Home > APEX > Compute & HCI > White Papers > Optimize Machine Learning Through MLOps with Dell APEX and cnvrg.io > ML challenges
Both complexity and tuning greatly influence ML and AI. By default, every ML and AI pipeline contains multiple component steps, some of which are highly repeatable and some of which might be highly specific to a particular problem. Even if a particular pipeline can be run for multiple workloads, there is a significant benefit to tuning and optimizing for the required dataset. ML development is a full cycle process with multiple phases. As an organization goes from modeling to testing to deployment, management, and monitoring, there are a host of challenges at each step in the process.
For instance, in the modeling phase, data scientists might have to vary parameters, adjust settings, or change variables. Then, they must evaluate the outputs to see how closely the initial small amount of test data aligns to their goals. The multiplicity of versions and model hosts (containers) that arise can be complex enough to make organizing and management of the models too time-consuming, slowing development, and delaying release.

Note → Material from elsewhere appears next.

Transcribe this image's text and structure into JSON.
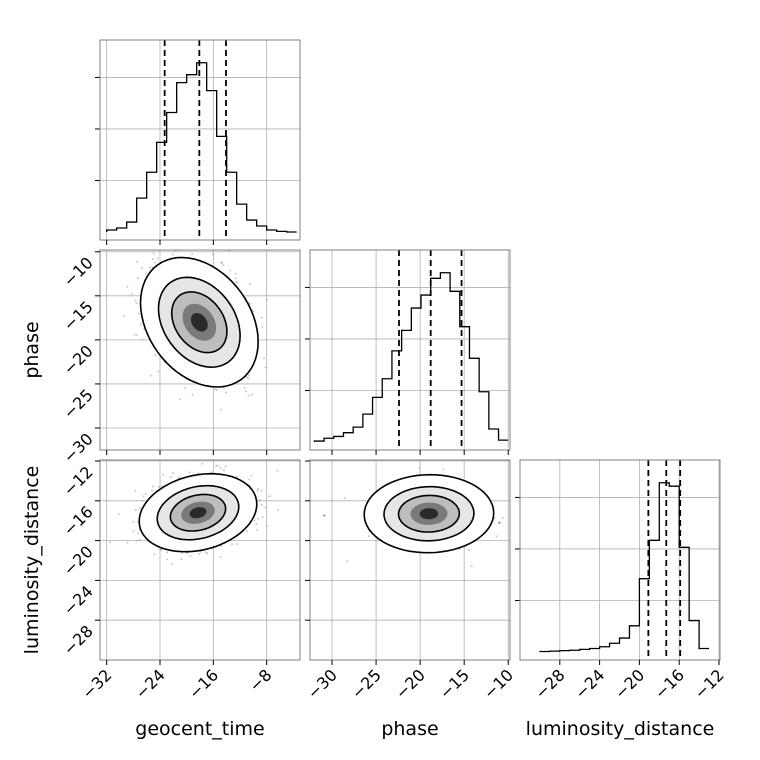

When a model appears to be valid, testing does not end, as larger amounts of data are fed into the model and a new cycle of testing occurs. When deployed, all the pipeline process steps must be recorded and archived as the data output is highly dependent on the exact pipeline configuration and steps. For repeatability and audit reasons, it is not enough to deploy; there must be extensive recording of the deployment parameters.
Constant monitoring of the solution is also required. Workers must constantly monitor factory robots that have automated physical production. Similarly, organizations cannot deploy an ML solution and move on, because changes in data over time may have a fundamental impact on outputs. A continuous cycle of modeling, testing, deploying, managing, and monitoring is important for the best quality control, as you would expect from an assembly line.
The result is that far too much time can be spent setting up the proper ML and AI environment and not enough time on the development of working AI/ML systems. Clearly, optimizing the deployment process can drive increased results and provide more value faster. However, almost 85 percent of AI/ML projects fail to deliver on their goals and a staggering 47 percent never even make it out of the lab.
Note: Source: https://www.infoworld.com/article/3639028/why-ai-investments-fail-to-deliver.html.
The disconnect between effort and result is a direct consequence of the lack of process standardization in ML and AI.
It is not a small case, however, of applying the DevOps methodologies directly to ML. The organization must recognize that the practice of data science—where application development is the subservient, not primary function—needs to change. It must be brought closer to IT as the two forces begin to work together to effect real change through MLOps. MLOps is a powerful path forward, allowing data scientists to get out from behind the system configuration console and back to driving ever more sophisticated and useful results.